Saturday, 13 April 2013

Mountain Memory

The hills of mid-Wales are not spectacular, but do have a quiet grandeur that is typical of British uplands.  Any aspiration to being "mountainous" was ground out of them in successive ice ages, leaving a hard core of deeply-furrowed, round-shouldered hills. They're mainly Silurian and Ordovician sedimentary rocks with volcanic "intrusions" and the consequent metamorphic rocks -- slate, most famously -- are extensively quarried.  We know at least one "hill" which is like a Potemkin village facade, utterly hollowed out on the far side.

They have also been mined for metals such as lead and gold since the Bronze Age, and the remains of Roman and later mines can still be found littering the landscape.  Often, it seems, with a stolen car abandoned at the bottom.  Well, it's an ironic sort of recycling, I suppose.

Cwmystwyth, April 2005

Although bleak now, there has been inhabitation for thousands of years, mainly in periods of milder climate.  The recent snow was of precisely the right sort -- relatively dry, not too heavy, and easily wind-blown -- to reveal surface features, and aerial archaeologists had a field day (or possibly field month).

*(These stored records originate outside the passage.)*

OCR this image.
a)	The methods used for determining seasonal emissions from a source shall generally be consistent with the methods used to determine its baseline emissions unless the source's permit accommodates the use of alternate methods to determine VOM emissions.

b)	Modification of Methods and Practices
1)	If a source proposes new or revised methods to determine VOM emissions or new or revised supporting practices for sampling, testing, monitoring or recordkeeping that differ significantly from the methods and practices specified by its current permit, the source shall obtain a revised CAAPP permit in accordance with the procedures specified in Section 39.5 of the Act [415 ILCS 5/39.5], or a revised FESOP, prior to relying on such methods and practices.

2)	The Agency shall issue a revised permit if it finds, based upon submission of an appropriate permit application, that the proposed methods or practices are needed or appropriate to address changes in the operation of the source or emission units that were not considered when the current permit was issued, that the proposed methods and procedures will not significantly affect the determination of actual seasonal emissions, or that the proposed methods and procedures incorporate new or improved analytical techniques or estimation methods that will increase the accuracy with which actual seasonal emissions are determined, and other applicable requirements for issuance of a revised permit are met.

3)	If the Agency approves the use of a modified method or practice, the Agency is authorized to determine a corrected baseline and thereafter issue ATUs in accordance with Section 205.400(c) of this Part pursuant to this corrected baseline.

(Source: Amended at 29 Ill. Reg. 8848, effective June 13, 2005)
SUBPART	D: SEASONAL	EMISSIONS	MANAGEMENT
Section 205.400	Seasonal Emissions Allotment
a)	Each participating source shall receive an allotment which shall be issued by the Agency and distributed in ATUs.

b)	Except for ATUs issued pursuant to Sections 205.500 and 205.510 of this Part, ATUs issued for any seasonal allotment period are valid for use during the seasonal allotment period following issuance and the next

From the sky, these hills are scribbled with prehistory, a veritable palimpsest, to use a favourite word of this blog.


My picture above seems to show two landscapes for the price of one: the illusion of a range of snow-covered jagged peaks -- perhaps a memory of what it may have looked like a couple of Ice Ages ago -- and a worn upland grooved with mysterious ditches and trackways.